Right. struct page is a lot of things and anything but simple and
obvious today. struct folio in its current state does a good job
separating some of that stuff out.

However, when we think about *which* of the struct page mess the folio
wants to address, I think that bias toward recent pain over much
bigger long-standing pain strikes again.

The compound page proliferation is new, and we're sensitive to the
ambiguity it created between head and tail pages. It's added some
compound_head() in lower-level accessor functions that are not
necessary for many contexts. The folio type safety will help clean
that up, and this is great.

However, there is a much bigger, systematic type ambiguity in the MM
world that we've just gotten used to over the years: anon vs file vs
shmem vs slab vs ...

- Many places rely on context to say "if we get here, it must be
  anon/file", and then unsafely access overloaded member elements:
  page->mapping, PG_readahead, PG_swapcache, PG_private

- On the other hand, we also have low-level accessor functions that
  disambiguate the type and impose checks on contexts that may or may
  not actually need them - not unlike compound_head() in PageActive():

  struct address_space *folio_mapping(struct folio *folio)
  {
	struct address_space *mapping;

	/* This happens if someone calls flush_dcache_page on slab page */
	if (unlikely(folio_test_slab(folio)))
		return NULL;

	if (unlikely(folio_test_swapcache(folio)))
		return swap_address_space(folio_swap_entry(folio));

	mapping = folio->mapping;
	if ((unsigned long)mapping & PAGE_MAPPING_ANON)
		return NULL;

	return (void *)((unsigned long)mapping & ~PAGE_MAPPING_FLAGS);
  }

  Then we go identify places that say "we know it's at least not a
  slab page!" and convert them to page_mapping_file() which IS safe to
  use with anon. Or we say "we know this MUST be a file page" and just
  access the (unsafe) mapping pointer directly.

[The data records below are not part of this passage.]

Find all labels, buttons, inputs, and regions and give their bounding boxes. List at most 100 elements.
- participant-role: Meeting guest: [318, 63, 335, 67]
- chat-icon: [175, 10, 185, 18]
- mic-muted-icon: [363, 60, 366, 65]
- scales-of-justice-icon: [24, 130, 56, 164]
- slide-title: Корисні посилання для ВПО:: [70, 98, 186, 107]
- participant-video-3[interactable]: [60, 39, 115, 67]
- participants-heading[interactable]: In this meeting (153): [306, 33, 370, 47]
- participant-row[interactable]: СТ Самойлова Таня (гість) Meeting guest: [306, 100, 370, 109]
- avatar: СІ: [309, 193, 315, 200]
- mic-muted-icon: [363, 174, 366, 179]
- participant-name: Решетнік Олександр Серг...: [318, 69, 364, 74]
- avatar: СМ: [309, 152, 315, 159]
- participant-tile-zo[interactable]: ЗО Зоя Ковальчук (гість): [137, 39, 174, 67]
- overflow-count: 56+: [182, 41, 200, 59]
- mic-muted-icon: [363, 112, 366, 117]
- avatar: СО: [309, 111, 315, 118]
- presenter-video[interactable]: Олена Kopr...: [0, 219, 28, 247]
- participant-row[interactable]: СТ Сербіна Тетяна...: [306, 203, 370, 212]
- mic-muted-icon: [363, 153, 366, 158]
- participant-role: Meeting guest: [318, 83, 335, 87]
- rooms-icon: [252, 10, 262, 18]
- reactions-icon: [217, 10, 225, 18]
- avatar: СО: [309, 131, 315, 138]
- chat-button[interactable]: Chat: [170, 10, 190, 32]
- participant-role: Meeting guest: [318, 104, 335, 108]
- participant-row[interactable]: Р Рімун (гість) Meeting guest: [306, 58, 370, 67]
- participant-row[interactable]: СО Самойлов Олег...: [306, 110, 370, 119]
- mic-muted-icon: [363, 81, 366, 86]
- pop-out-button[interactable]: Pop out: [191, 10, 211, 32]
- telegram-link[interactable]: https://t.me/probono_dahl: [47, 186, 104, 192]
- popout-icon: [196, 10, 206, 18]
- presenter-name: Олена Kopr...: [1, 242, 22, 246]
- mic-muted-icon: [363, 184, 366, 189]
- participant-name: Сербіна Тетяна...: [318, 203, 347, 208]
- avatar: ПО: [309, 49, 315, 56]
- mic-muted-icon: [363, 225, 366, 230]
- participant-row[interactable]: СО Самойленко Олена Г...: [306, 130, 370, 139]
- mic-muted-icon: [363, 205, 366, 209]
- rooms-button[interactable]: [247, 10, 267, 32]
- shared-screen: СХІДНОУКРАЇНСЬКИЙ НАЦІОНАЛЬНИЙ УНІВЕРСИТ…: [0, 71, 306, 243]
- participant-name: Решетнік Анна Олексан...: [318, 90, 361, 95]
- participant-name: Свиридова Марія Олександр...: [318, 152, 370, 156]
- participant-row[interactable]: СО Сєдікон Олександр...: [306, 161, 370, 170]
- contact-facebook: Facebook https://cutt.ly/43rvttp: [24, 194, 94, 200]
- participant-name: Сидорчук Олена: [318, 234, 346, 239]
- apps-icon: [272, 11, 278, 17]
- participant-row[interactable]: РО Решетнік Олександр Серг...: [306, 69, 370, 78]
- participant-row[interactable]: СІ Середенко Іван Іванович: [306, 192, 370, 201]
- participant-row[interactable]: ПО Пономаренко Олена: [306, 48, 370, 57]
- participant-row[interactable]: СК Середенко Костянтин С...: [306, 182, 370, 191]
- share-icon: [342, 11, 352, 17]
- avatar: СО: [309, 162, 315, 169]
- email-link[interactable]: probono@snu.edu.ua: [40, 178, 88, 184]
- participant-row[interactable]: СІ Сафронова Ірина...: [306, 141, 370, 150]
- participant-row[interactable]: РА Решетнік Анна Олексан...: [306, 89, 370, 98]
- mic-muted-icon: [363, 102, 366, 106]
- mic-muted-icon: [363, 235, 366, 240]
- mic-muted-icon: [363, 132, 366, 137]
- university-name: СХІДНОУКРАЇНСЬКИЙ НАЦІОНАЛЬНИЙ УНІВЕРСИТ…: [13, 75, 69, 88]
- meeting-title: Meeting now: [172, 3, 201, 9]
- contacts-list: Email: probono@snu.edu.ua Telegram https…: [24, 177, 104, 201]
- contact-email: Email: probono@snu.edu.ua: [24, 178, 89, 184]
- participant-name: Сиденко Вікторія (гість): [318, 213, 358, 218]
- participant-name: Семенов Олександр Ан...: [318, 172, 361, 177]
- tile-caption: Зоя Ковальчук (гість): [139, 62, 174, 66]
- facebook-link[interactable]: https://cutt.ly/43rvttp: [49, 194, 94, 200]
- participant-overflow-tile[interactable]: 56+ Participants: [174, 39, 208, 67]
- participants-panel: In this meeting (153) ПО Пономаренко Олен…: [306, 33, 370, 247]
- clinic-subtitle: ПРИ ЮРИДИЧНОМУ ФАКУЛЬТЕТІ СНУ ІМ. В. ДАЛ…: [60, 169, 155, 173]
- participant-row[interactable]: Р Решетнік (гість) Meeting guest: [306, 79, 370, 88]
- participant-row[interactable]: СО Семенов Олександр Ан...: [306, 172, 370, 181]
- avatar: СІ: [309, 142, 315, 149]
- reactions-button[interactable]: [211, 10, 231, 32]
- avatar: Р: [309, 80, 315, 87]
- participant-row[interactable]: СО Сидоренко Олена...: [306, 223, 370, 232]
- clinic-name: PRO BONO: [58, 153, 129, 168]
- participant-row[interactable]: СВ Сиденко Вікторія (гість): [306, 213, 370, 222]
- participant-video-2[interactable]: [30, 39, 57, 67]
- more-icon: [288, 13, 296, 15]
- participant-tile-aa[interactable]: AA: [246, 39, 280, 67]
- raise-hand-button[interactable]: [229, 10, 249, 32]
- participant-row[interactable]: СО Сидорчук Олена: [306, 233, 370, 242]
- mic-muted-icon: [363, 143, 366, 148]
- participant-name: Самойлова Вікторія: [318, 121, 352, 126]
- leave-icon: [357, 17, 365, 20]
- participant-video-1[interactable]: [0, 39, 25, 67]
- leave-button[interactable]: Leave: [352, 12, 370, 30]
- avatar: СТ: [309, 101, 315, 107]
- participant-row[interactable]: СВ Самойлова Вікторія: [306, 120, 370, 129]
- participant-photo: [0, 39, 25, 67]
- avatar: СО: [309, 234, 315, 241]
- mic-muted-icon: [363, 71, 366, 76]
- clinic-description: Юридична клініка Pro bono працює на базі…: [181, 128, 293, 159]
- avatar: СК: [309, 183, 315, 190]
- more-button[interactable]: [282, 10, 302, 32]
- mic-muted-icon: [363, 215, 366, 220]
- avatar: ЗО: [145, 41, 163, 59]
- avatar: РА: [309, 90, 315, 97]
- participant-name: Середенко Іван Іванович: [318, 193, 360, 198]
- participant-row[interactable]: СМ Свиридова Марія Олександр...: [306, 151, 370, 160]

- We have a singular page lock, but what it guards depends on what
  type of page we're dealing with. For a cache page it protects
  uptodate and the mapping. For an anon page it protects swap state.

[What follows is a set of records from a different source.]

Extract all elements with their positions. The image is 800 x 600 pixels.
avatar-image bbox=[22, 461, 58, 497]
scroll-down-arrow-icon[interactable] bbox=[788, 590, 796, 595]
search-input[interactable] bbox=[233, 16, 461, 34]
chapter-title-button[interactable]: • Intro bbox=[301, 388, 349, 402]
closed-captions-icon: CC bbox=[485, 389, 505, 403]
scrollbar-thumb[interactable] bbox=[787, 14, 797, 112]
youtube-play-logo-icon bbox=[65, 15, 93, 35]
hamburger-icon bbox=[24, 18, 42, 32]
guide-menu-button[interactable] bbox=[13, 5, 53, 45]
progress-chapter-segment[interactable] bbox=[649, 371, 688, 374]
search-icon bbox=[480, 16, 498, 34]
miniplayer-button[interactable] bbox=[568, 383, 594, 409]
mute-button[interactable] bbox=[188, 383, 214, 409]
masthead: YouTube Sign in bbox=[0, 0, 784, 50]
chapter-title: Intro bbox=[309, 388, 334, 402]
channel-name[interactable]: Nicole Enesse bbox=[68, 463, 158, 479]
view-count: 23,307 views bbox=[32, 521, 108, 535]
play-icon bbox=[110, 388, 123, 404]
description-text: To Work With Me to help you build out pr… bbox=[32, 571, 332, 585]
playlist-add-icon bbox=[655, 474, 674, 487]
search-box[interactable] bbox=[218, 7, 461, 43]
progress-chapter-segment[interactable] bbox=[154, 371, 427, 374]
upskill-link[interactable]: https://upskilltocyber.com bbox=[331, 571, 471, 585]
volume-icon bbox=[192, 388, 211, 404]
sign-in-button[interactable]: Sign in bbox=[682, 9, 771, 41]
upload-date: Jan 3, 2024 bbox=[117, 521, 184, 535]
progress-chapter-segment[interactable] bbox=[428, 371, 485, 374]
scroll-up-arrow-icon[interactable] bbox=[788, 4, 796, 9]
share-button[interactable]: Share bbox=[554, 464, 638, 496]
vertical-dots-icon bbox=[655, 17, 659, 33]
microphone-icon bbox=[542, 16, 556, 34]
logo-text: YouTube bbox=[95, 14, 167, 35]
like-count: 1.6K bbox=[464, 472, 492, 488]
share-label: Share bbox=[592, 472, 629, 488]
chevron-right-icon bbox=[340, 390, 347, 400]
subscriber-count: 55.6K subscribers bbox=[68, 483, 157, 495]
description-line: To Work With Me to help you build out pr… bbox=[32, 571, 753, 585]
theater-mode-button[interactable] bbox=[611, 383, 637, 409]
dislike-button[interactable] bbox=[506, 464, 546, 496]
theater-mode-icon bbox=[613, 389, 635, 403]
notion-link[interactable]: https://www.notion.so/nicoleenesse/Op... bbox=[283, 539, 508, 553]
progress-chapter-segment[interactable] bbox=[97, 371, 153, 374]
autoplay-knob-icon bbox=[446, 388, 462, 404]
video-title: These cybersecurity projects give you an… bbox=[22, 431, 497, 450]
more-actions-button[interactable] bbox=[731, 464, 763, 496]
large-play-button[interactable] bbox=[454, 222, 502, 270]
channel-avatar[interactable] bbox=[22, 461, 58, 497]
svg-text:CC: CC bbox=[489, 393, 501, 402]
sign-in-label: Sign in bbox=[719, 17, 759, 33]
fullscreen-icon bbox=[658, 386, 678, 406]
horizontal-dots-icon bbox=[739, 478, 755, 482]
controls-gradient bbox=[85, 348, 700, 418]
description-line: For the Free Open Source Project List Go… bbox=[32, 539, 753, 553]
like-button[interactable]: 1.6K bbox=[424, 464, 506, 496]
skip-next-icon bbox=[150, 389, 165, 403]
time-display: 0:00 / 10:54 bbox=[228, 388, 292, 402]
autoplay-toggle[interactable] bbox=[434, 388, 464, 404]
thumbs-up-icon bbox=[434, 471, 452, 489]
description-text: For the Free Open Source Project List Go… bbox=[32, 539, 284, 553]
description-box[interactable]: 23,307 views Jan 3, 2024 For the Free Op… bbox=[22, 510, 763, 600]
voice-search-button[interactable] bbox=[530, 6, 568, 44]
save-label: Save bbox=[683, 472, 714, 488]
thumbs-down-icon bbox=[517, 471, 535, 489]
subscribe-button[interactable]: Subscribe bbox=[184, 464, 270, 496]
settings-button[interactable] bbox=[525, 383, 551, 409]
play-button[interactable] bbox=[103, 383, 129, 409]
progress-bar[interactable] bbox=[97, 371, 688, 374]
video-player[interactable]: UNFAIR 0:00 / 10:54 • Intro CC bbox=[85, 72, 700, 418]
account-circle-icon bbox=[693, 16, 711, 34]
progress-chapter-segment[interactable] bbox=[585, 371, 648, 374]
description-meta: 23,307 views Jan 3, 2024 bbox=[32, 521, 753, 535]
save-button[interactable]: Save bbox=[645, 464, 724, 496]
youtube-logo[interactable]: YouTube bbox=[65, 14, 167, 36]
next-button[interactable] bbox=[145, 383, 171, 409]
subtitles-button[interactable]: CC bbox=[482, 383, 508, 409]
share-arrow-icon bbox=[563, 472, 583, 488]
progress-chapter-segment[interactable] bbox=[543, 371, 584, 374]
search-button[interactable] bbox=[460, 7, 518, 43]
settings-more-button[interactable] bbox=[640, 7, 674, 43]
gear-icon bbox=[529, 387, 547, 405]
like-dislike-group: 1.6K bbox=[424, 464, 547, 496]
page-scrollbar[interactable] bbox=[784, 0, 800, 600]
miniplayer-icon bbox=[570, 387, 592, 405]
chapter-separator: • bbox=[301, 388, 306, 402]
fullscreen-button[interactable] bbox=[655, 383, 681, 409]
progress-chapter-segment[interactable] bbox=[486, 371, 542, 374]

  A lot of us can remember the rules if we try, but the code doesn't
  help and it gets really tricky when dealing with multiple types of
  pages simultaneously. Even mature code like reclaim just serializes
  the operation instead of protecting data - the writeback checks and
  the page table reference tests don't seem to need page lock.

  When the cgroup folks wrote the initial memory controller, they just
  added their own page-scope lock to protect page->memcg even though
  the page lock would have covered what it needed.

- shrink_page_list() uses page_mapping() in the first half of the
  function to tell whether the page is anon or file, but halfway
  through we do this:

	  /* Adding to swap updated mapping */
          mapping = page_mapping(page);

  and then use PageAnon() to disambiguate the page type.

- At activate_locked:, we check PG_swapcache directly on the page and
  rely on it doing the right thing for anon, file, and shmem pages.
  But this flag is PG_owner_priv_1 and actually used by the filesystem
  for something else. I guess PG_checked pages currently don't make it
  this far in reclaim, or we'd crash somewhere in try_to_free_swap().

  I suppose we're also never calling page_mapping() on PageChecked
  filesystem pages right now, because it would return a swap mapping
  before testing whether this is a file page. You know, because shmem.

These are just a few examples from an MM perspective. I'm sure the FS
folks have their own stories and examples about pitfalls in dealing
with struct page members.

We're so used to this that we don't realize how much bigger and
pervasive this lack of typing is than the compound page thing.

I'm not saying the compound page mess isn't worth fixing. It is.

I'm saying if we started with a file page or cache entry abstraction
we'd solve not only the huge page cache, but also set us up for a MUCH
more comprehensive cleanup in MM code and MM/FS interaction that makes
the tailpage cleanup pale in comparison. For the same amount of churn,
since folio would also touch all of these places.